Ha suscitato un certo clamore la sentenza con la quale il 27 maggio scorso la Corte europea dei diritti umani ha condannato l’Italia per la violazione dei diritti di una presunta vittima di stupro collettivo nel caso J.L. contro Italia (ricorso n. 5671/16).

La vicenda è una di quelle di cui non vorremmo mai leggere, ma che sono purtroppo frequenti.

Una ragazza vittima di uno stupro da parte di sei uomini al termine di una serata nel corso della quale i freni inibitori cadono, complice un consumo eccessivo di bevande alcoliche. In primo grado i presunti stupratori vengono condannati, mentre in appello vengono assolti.

Ora la Corte condanna l’Italia non per il merito della vicenda, ma perché nel testo della sentenza d’appello si rinvengono affermazioni allusive a una generale condotta “ambigua” della ragazza in fatto di morale sessuale.

Insomma, la presunta vittima dello stupro sarebbe una che … se l’era andata a cercare.

Argomento spesso ricorrente a commento di queste vicende, ma che giustamente la Corte europea ha ritenuto intollerabile in una sentenza, condannando l’Italia e riconoscendo alla ricorrente 12 mila euro di danni morali.

Questa è indubbiamente la sostanza di quanto accaduto.

Ma a leggere la sentenza della Corte per intero, si rimane invero alquanto perplessi.

La Corte europea ha infatti esplicitamente affermato che la sentenza italiana viola le garanzie di rispetto della vita privata della ricorrente (di cui all’articolo 8 della Convenzione europea dei diritti umani) in quanto espressione di un atteggiamento dei giudici che si traduce nella cosiddetta vittimizzazione secondaria della donna, che alla fine è vittima due volte: una prima del presunto stupro, una seconda della procedura giudiziaria.

Foto di Nino Carè da Pixabay

Ma questa importante affermazione della Corte europea è però parzialmente contraddetta dal testo della decisione di Strasburgo letto nel suo insieme.

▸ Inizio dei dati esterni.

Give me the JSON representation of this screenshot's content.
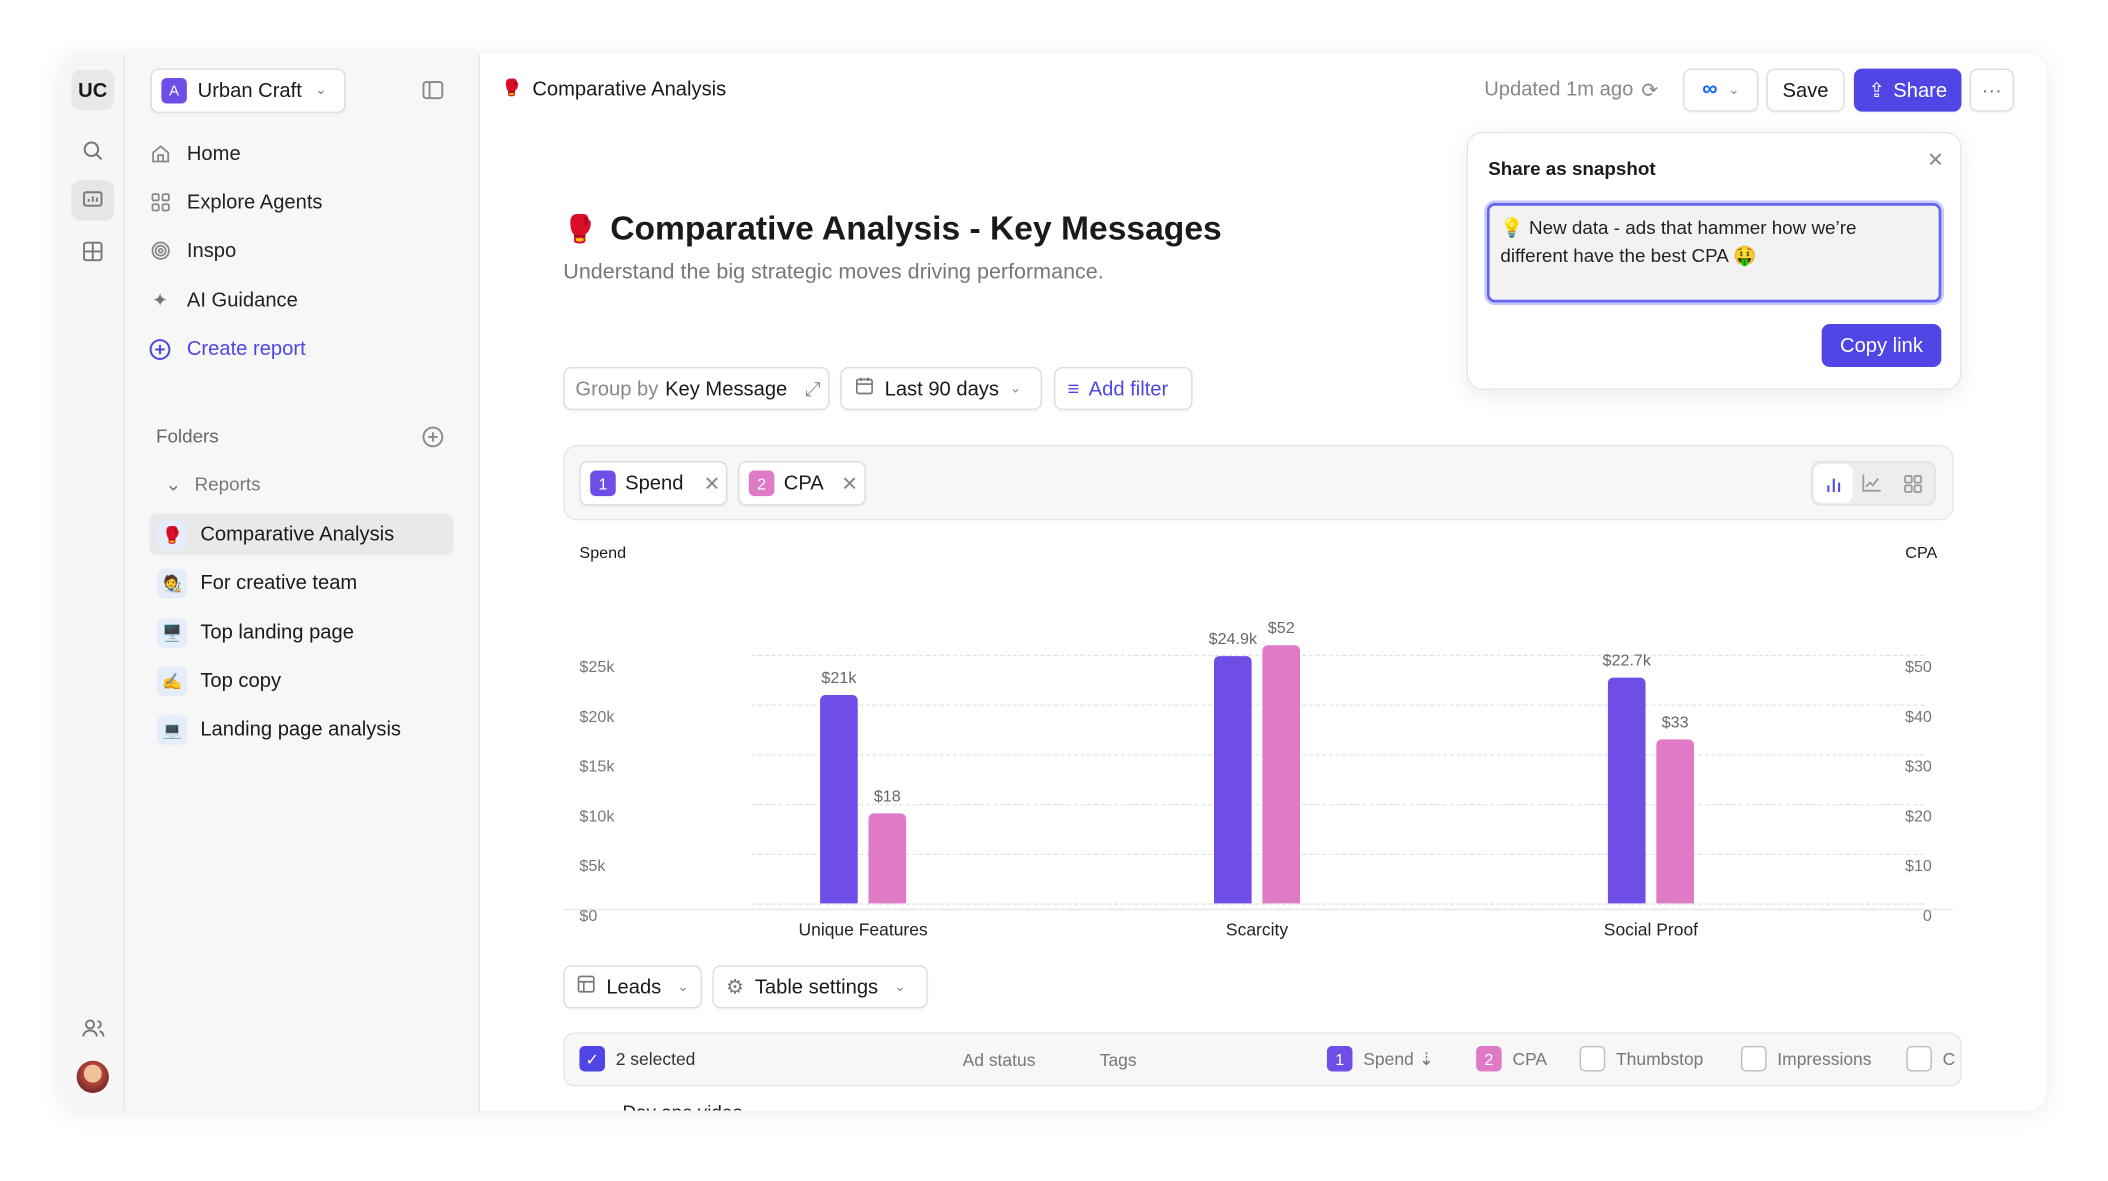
{
  "workspace": {
    "initials": "UC",
    "name": "Urban Craft",
    "badge": "A"
  },
  "sidebar": {
    "nav": [
      {
        "label": "Home",
        "icon": "home-icon"
      },
      {
        "label": "Explore Agents",
        "icon": "grid-icon"
      },
      {
        "label": "Inspo",
        "icon": "spiral-icon"
      },
      {
        "label": "AI Guidance",
        "icon": "sparkle-icon"
      }
    ],
    "create_report": "Create report",
    "folders_label": "Folders",
    "reports_label": "Reports",
    "reports": [
      {
        "label": "Comparative Analysis",
        "emoji": "🥊",
        "active": true
      },
      {
        "label": "For creative team",
        "emoji": "🧑‍🎨"
      },
      {
        "label": "Top landing page",
        "emoji": "🖥️"
      },
      {
        "label": "Top copy",
        "emoji": "✍️"
      },
      {
        "label": "Landing page analysis",
        "emoji": "💻"
      }
    ]
  },
  "header": {
    "crumb": "Comparative Analysis",
    "crumb_emoji": "🥊",
    "updated": "Updated 1m ago",
    "save": "Save",
    "share": "Share"
  },
  "page": {
    "emoji": "🥊",
    "title": "Comparative Analysis - Key Messages",
    "subtitle": "Understand the big strategic moves driving performance."
  },
  "filters": {
    "group_prefix": "Group by",
    "group_value": "Key Message",
    "date": "Last 90 days",
    "add_filter": "Add filter"
  },
  "metrics": [
    {
      "num": "1",
      "label": "Spend",
      "color": "#6f4ee8"
    },
    {
      "num": "2",
      "label": "CPA",
      "color": "#df7ac6"
    }
  ],
  "popup": {
    "title": "Share as snapshot",
    "message": "💡 New data - ads that hammer how we’re different have the best CPA 🤑",
    "copy": "Copy link"
  },
  "chart_data": {
    "type": "bar",
    "categories": [
      "Unique Features",
      "Scarcity",
      "Social Proof"
    ],
    "series": [
      {
        "name": "Spend",
        "values": [
          21000,
          24900,
          22700
        ],
        "labels": [
          "$21k",
          "$24.9k",
          "$22.7k"
        ],
        "color": "#6f4ee8"
      },
      {
        "name": "CPA",
        "values": [
          18,
          52,
          33
        ],
        "labels": [
          "$18",
          "$52",
          "$33"
        ],
        "color": "#df7ac6"
      }
    ],
    "ylabel_left": "Spend",
    "ylabel_right": "CPA",
    "ylim_left": [
      0,
      25000
    ],
    "ylim_right": [
      0,
      50
    ],
    "left_ticks": [
      "$0",
      "$5k",
      "$10k",
      "$15k",
      "$20k",
      "$25k"
    ],
    "right_ticks": [
      "0",
      "$10",
      "$20",
      "$30",
      "$40",
      "$50"
    ]
  },
  "table": {
    "view": "Leads",
    "settings": "Table settings",
    "selected": "2 selected",
    "columns": [
      "Ad status",
      "Tags"
    ],
    "metric_cols": [
      {
        "num": "1",
        "label": "Spend"
      },
      {
        "num": "2",
        "label": "CPA"
      }
    ],
    "unchecked_cols": [
      "Thumbstop",
      "Impressions",
      "C"
    ],
    "first_row": "Day one video"
  }
}
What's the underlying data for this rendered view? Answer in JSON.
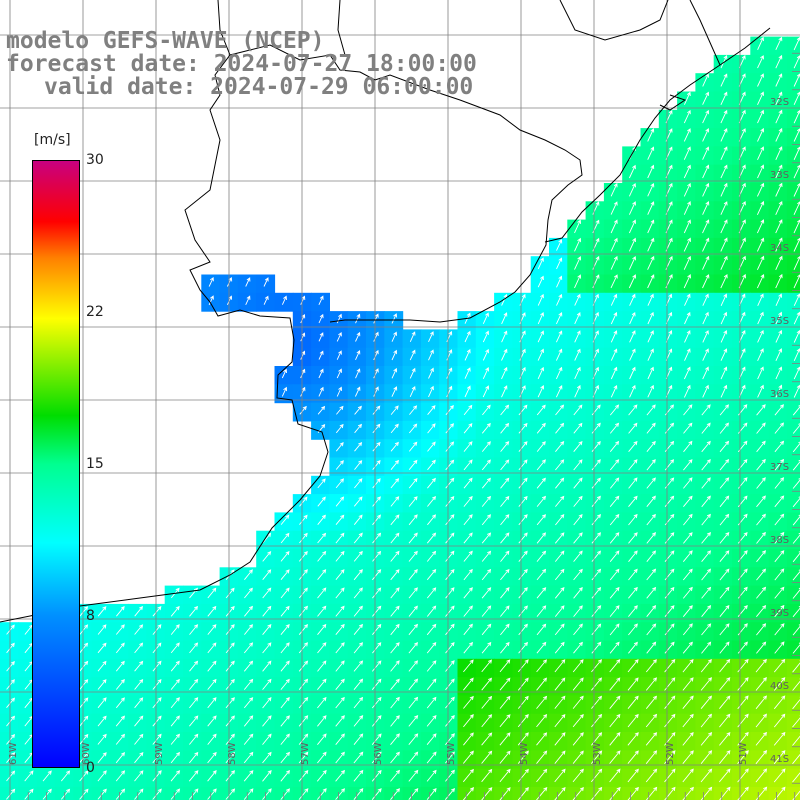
{
  "title": {
    "line1": "modelo GEFS-WAVE (NCEP)",
    "line2": "forecast date: 2024-07-27 18:00:00",
    "line3": "valid date: 2024-07-29 06:00:00"
  },
  "colorbar": {
    "unit": "[m/s]",
    "min": 0,
    "max": 30,
    "ticks": [
      "30",
      "22",
      "15",
      "8",
      "0"
    ]
  },
  "lon_labels": [
    "61W",
    "60W",
    "59W",
    "58W",
    "57W",
    "56W",
    "55W",
    "54W",
    "53W",
    "52W",
    "51W"
  ],
  "lat_labels": [
    "32S",
    "33S",
    "34S",
    "35S",
    "36S",
    "37S",
    "38S",
    "39S",
    "40S",
    "41S"
  ],
  "colors": {
    "land": "#ffffff",
    "grid": "#808080",
    "coast": "#000000",
    "arrow": "#ffffff"
  },
  "chart_data": {
    "type": "heatmap",
    "title": "modelo GEFS-WAVE (NCEP)",
    "units": "m/s",
    "value_range": [
      0,
      30
    ],
    "lon_range": [
      -61.5,
      -50.5
    ],
    "lat_range": [
      -41.5,
      -30.7
    ],
    "wind_direction_general": "southwest to northeast"
  }
}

Perché la Corte ha riconosciuto invece che l’intero procedimento, della cui complessiva conduzione la donna invero si doleva, si era invece svolto in maniera sostanzialmente corretta. Per cui, alla fine, a voler credere alla ricostruzione della Corte europea, non si comprenderebbe come salti fuori una sentenza che contiene affermazioni quali quelle che la Corte stessa censura.

Non resta che concludere che sia la decisione italiana, sia quella della Corte europea, mostrano, se ce ne fosse bisogno una volta di più, come il tecnicismo giuridico accusi pesanti limiti, tutte le volte in cui si confronti con situazioni delicate che coinvolgono profili etici.

E rispetto alle quali occorre una presa di posizione netta e decisa a presidio di certi valori.